[mythtv-users] Cheap SCSI scanners - was:The Bigger... Disk contest, Fall 2007 edition

Sun Oct 21 13:43:40 UTC 2007

On Sun, Oct 21, 2007 at 11:56:11AM +1300, Steve Hodge wrote:
> On 10/21/07, Jay R. Ashworth <jra at baylink.com> wrote:
> >
> > That datacenter buyers still use SCSI (and shortly, SAS) drives
> > exclusively, even over that 6:1 price disadvantage -- and the need to
> > sell it to PHBs -- tells me that the price differential exists for a
> > reason, or those guys would lose their jobs.
> 
> 
> Yet Google use IDE. That tells me that a lot of the people choosing SCSI are
> doing so purely because "that's the way it's always been done". Admittedly
> if you want 15k drives you have to choose SCSI. But in terms of reliability
> if there was really much evidence that SCSI was better we'd be able to point
> to studies that show that. Instead all we've got is a lot of anecdotes.
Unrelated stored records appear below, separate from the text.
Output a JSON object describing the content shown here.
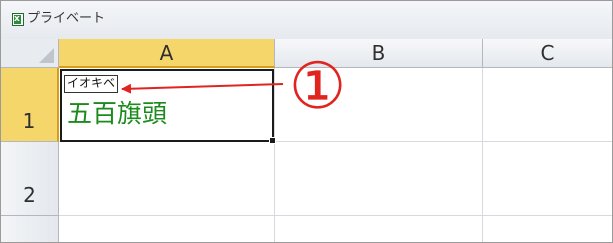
{
  "window": {
    "app_icon": "excel-icon",
    "title": "プライベート"
  },
  "sheet": {
    "columns": [
      "A",
      "B",
      "C"
    ],
    "rows": [
      "1",
      "2"
    ],
    "selected_cell": "A1",
    "cell_a1": {
      "phonetic": "イオキベ",
      "value": "五百旗頭",
      "text_color": "#1d8a1d"
    }
  },
  "annotation": {
    "label": "①",
    "color": "#e0241f"
  }
}
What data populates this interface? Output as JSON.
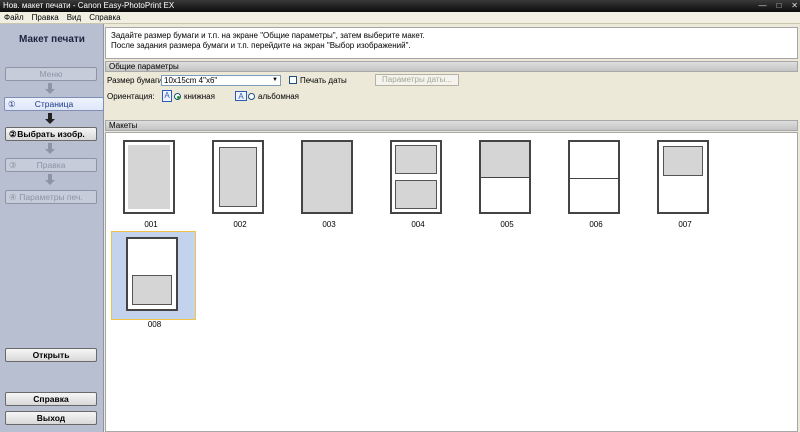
{
  "window": {
    "title": "Нов. макет печати - Canon Easy-PhotoPrint EX"
  },
  "menu": [
    "Файл",
    "Правка",
    "Вид",
    "Справка"
  ],
  "sidebar": {
    "title": "Макет печати",
    "steps": [
      {
        "label": "Меню",
        "num": ""
      },
      {
        "label": "Страница",
        "num": "①"
      },
      {
        "label": "Выбрать изобр.",
        "num": "②"
      },
      {
        "label": "Правка",
        "num": "③"
      },
      {
        "label": "Параметры печ.",
        "num": "④"
      }
    ],
    "open_label": "Открыть",
    "help_label": "Справка",
    "exit_label": "Выход"
  },
  "instructions": {
    "line1": "Задайте размер бумаги и т.п. на экране \"Общие параметры\", затем выберите макет.",
    "line2": "После задания размера бумаги и т.п. перейдите на экран \"Выбор изображений\"."
  },
  "general": {
    "header": "Общие параметры",
    "paper_size_label": "Размер бумаги:",
    "paper_size_value": "10x15cm 4\"x6\"",
    "print_date_label": "Печать даты",
    "date_settings_label": "Параметры даты...",
    "orientation_label": "Ориентация:",
    "portrait_label": "книжная",
    "landscape_label": "альбомная",
    "orientation_selected": "книжная"
  },
  "layouts": {
    "header": "Макеты",
    "selected": "008",
    "items": [
      "001",
      "002",
      "003",
      "004",
      "005",
      "006",
      "007",
      "008"
    ]
  },
  "colors": {
    "sidebar": "#b7bfd0",
    "selection": "#c3d3ed",
    "selection_border": "#f0c24a"
  },
  "icons": {
    "portrait": "portrait-orientation-icon",
    "landscape": "landscape-orientation-icon"
  }
}
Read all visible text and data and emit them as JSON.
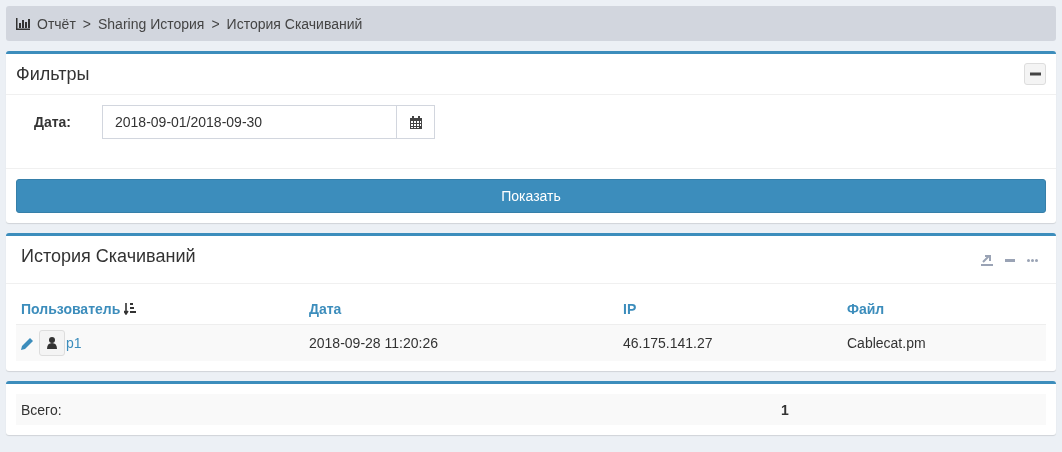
{
  "breadcrumb": [
    "Отчёт",
    "Sharing История",
    "История Скачиваний"
  ],
  "breadcrumb_separator": ">",
  "filters": {
    "title": "Фильтры",
    "date_label": "Дата:",
    "date_value": "2018-09-01/2018-09-30",
    "submit": "Показать"
  },
  "history": {
    "title": "История Скачиваний",
    "columns": [
      "Пользователь",
      "Дата",
      "IP",
      "Файл"
    ],
    "rows": [
      {
        "user": "p1",
        "date": "2018-09-28 11:20:26",
        "ip": "46.175.141.27",
        "file": "Cablecat.pm"
      }
    ]
  },
  "summary": {
    "label": "Всего:",
    "value": "1"
  }
}
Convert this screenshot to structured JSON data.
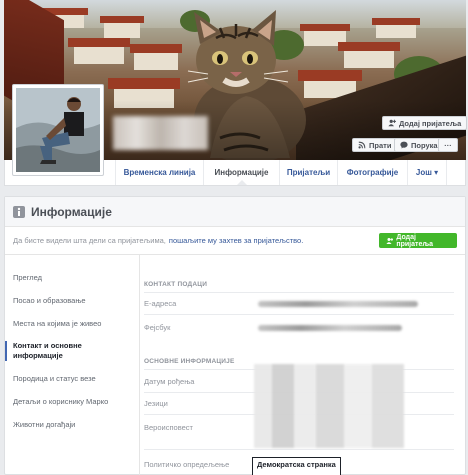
{
  "cover": {
    "add_friend_label": "Додај пријатеља",
    "follow_label": "Прати",
    "message_label": "Порука",
    "more_label": "···"
  },
  "nav": {
    "tabs": [
      {
        "label": "Временска линија"
      },
      {
        "label": "Информације"
      },
      {
        "label": "Пријатељи"
      },
      {
        "label": "Фотографије"
      },
      {
        "label": "Још ▾"
      }
    ]
  },
  "info": {
    "title": "Информације",
    "notice_text": "Да бисте видели шта дели са пријатељима,",
    "notice_link": "пошаљите му захтев за пријатељство.",
    "add_friend_label": "Додај пријатеља",
    "sidebar": [
      "Преглед",
      "Посао и образовање",
      "Места на којима је живео",
      "Контакт и основне информације",
      "Породица и статус везе",
      "Детаљи о кориснику Марко",
      "Животни догађаји"
    ],
    "contact_section": "КОНТАКТ ПОДАЦИ",
    "contact_fields": [
      "Е-адреса",
      "Фејсбук"
    ],
    "basic_section": "ОСНОВНЕ ИНФОРМАЦИЈЕ",
    "basic_fields": [
      "Датум рођења",
      "Језици",
      "Вероисповест"
    ],
    "political_label": "Политичко опредељење",
    "political_value": "Демократска странка"
  },
  "colors": {
    "link": "#365899",
    "green_button": "#42b72a",
    "accent": "#4267b2"
  },
  "icons": {
    "add_friend": "add-friend-icon",
    "follow": "rss-icon",
    "message": "message-icon",
    "info": "info-icon"
  }
}
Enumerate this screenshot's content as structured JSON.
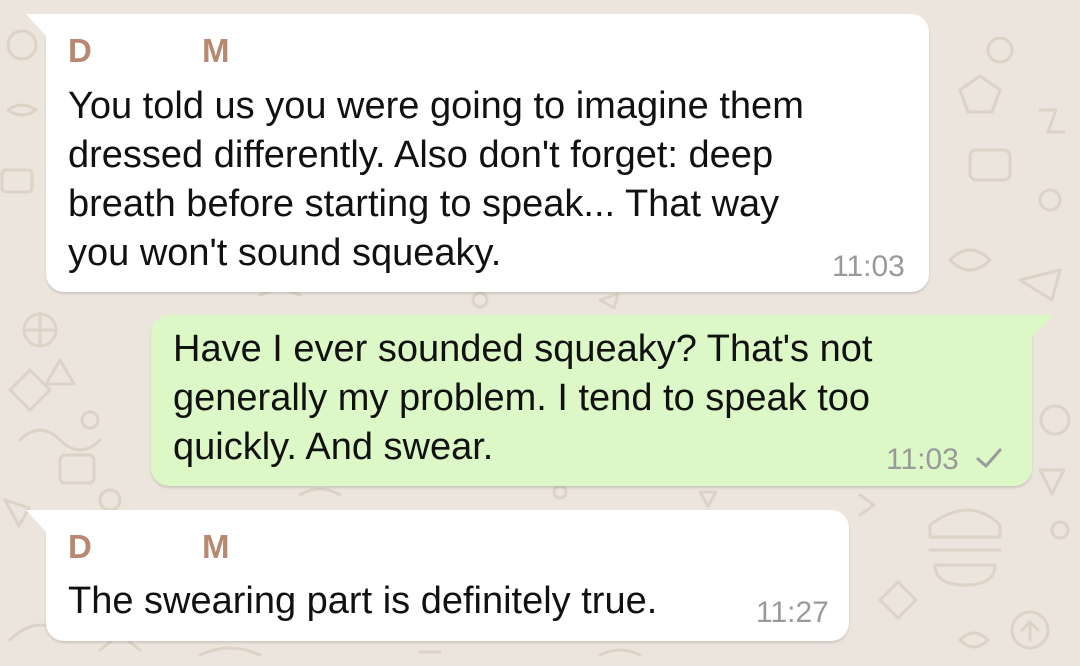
{
  "chat": {
    "background_color": "#ece5dd",
    "incoming_color": "#ffffff",
    "outgoing_color": "#dcf8c6",
    "sender_name_color": "#b88971"
  },
  "messages": [
    {
      "direction": "incoming",
      "sender_first": "D",
      "sender_last": "M",
      "lines": [
        "You told us you were going to imagine them",
        "dressed differently. Also don't forget: deep",
        "breath before starting to speak... That way",
        "you won't sound squeaky."
      ],
      "time": "11:03"
    },
    {
      "direction": "outgoing",
      "lines": [
        "Have I ever sounded squeaky? That's not",
        "generally my problem. I tend to speak too",
        "quickly. And swear."
      ],
      "time": "11:03",
      "status_icon": "single-check-icon"
    },
    {
      "direction": "incoming",
      "sender_first": "D",
      "sender_last": "M",
      "lines": [
        "The swearing part is definitely true."
      ],
      "time": "11:27"
    }
  ]
}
That is a severe oversimplification of a very complex topic. At a very
high, generic level there are two ways to have a highly available, very
scalable application. You can have a few pieces of really big,
expensive, reliable hardware, or you can have a large number of cheap
less-reliable machines.

The second approach is what google uses. They have so many machines that
if one fails (for any reason) there probably doesn't need to be a huge
rush to fix it. IDE/SATA is really the only way for them to go because
the per-unit price is much more significant than the cost of downtime
for a single unit. That's the whole reason their findings are of
interest, they have lots of drives from lots of manufacturers.
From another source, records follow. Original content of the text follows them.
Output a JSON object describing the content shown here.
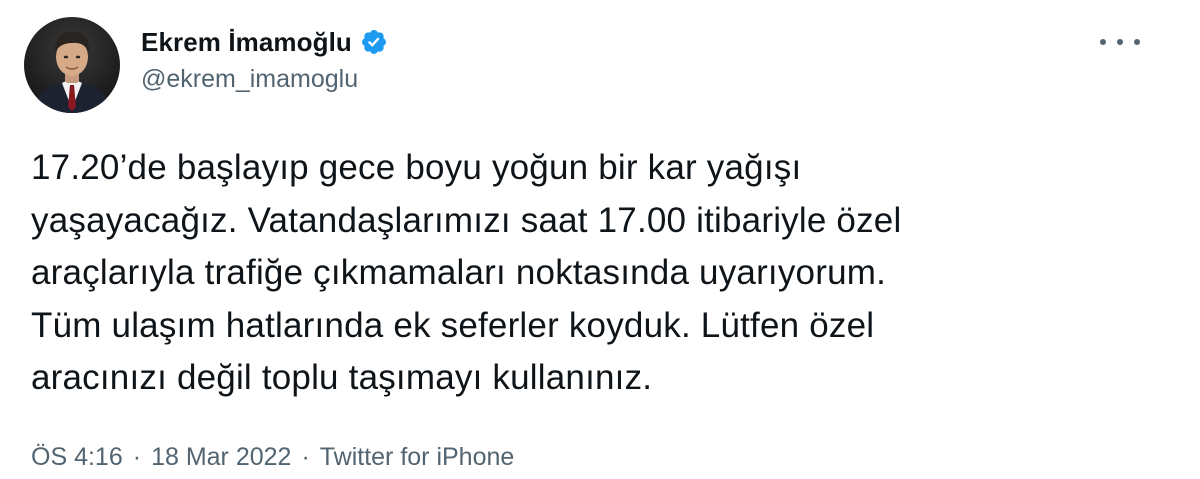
{
  "author": {
    "display_name": "Ekrem İmamoğlu",
    "handle": "@ekrem_imamoglu",
    "verified": true,
    "verified_color": "#1d9bf0"
  },
  "tweet": {
    "text": "17.20’de başlayıp gece boyu yoğun bir kar yağışı\nyaşayacağız. Vatandaşlarımızı saat 17.00 itibariyle  özel\naraçlarıyla trafiğe çıkmamaları noktasında uyarıyorum.\nTüm ulaşım hatlarında ek seferler koyduk. Lütfen özel\naracınızı değil toplu taşımayı kullanınız."
  },
  "meta": {
    "time": "ÖS 4:16",
    "separator": "·",
    "date": "18 Mar 2022",
    "source": "Twitter for iPhone"
  },
  "icons": {
    "more": "more-icon",
    "verified": "verified-badge-icon"
  },
  "colors": {
    "text_primary": "#0f1419",
    "text_secondary": "#536471",
    "accent": "#1d9bf0"
  }
}
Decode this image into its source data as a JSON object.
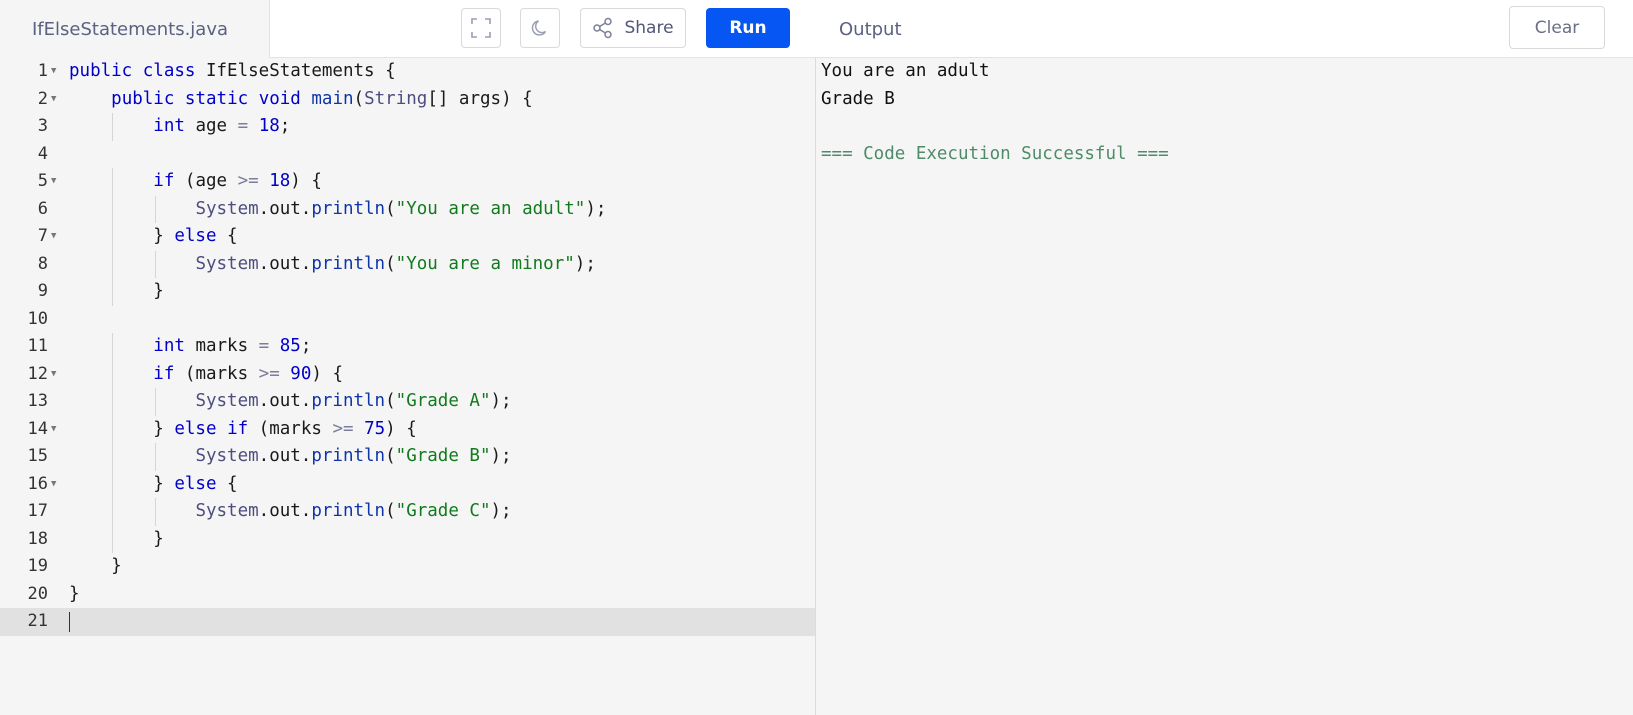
{
  "editor": {
    "file_name": "IfElseStatements.java",
    "share_label": "Share",
    "run_label": "Run",
    "lines": [
      {
        "n": "1",
        "fold": true,
        "text": "public class IfElseStatements {"
      },
      {
        "n": "2",
        "fold": true,
        "text": "    public static void main(String[] args) {"
      },
      {
        "n": "3",
        "fold": false,
        "text": "        int age = 18;"
      },
      {
        "n": "4",
        "fold": false,
        "text": ""
      },
      {
        "n": "5",
        "fold": true,
        "text": "        if (age >= 18) {"
      },
      {
        "n": "6",
        "fold": false,
        "text": "            System.out.println(\"You are an adult\");"
      },
      {
        "n": "7",
        "fold": true,
        "text": "        } else {"
      },
      {
        "n": "8",
        "fold": false,
        "text": "            System.out.println(\"You are a minor\");"
      },
      {
        "n": "9",
        "fold": false,
        "text": "        }"
      },
      {
        "n": "10",
        "fold": false,
        "text": ""
      },
      {
        "n": "11",
        "fold": false,
        "text": "        int marks = 85;"
      },
      {
        "n": "12",
        "fold": true,
        "text": "        if (marks >= 90) {"
      },
      {
        "n": "13",
        "fold": false,
        "text": "            System.out.println(\"Grade A\");"
      },
      {
        "n": "14",
        "fold": true,
        "text": "        } else if (marks >= 75) {"
      },
      {
        "n": "15",
        "fold": false,
        "text": "            System.out.println(\"Grade B\");"
      },
      {
        "n": "16",
        "fold": true,
        "text": "        } else {"
      },
      {
        "n": "17",
        "fold": false,
        "text": "            System.out.println(\"Grade C\");"
      },
      {
        "n": "18",
        "fold": false,
        "text": "        }"
      },
      {
        "n": "19",
        "fold": false,
        "text": "    }"
      },
      {
        "n": "20",
        "fold": false,
        "text": "}"
      },
      {
        "n": "21",
        "fold": false,
        "text": ""
      }
    ],
    "active_line": "21"
  },
  "output": {
    "title": "Output",
    "clear_label": "Clear",
    "lines": [
      {
        "text": "You are an adult",
        "kind": "stdout"
      },
      {
        "text": "Grade B",
        "kind": "stdout"
      },
      {
        "text": "",
        "kind": "stdout"
      },
      {
        "text": "=== Code Execution Successful ===",
        "kind": "success"
      }
    ]
  },
  "colors": {
    "run_button": "#0556f3",
    "keyword": "#0000c8",
    "string": "#117a1d",
    "success": "#4f8a69",
    "active_line": "#e1e1e1"
  },
  "icons": {
    "fullscreen": "fullscreen-icon",
    "theme": "moon-icon",
    "share": "share-icon"
  }
}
Not everybody can use that method. Not all applications can be run
across parallel machines - for example, many web applications can run
that way with little effort, but it's vastly more complex to make a
database run across a cluster. Even when your application can run across
a cluster, that creates other costs because you have to pay for space,
power, and cooling, which are very serious limiting factors for a lot of
datacenters today.

The most common level of redundancy I see is two power supplies, two
drives in a RAID1 mirror, two HBAs, two network cards, and two servers.
In many cases only one HBA and network card, since those rarely fail and
a second server will keep you online while you get a replacement. With
only two servers, the cost (risk) of a downed server is much more
significant than it would be if you had a few racks worth of failover
servers, so you spend extra money and get servers from a big-name vendor
who has a 4-hour on-site support contract.

SCSI vs. IDE is really a pretty large can of worms, and when it's all
said and done many companies don't actually have a choice. The rackmount
servers you buy from a big name vendor frequently only support IDE or
SATA drives if they're at the bottom of the product line. In many cases
those won't be hot-swap and won't have hardware RAID, meaning a single
drive failure has a much greater chance of causing downtime and will
always require downtime to replace. IDE/SATA drives are simply not an
option unless you're willing to make the much larger sacrifice that goes
with them. If you have a dozen more machines to take the load, that's
not a big deal. If you have one or none, it's a lot more significant.

-- 
Michael Heironimus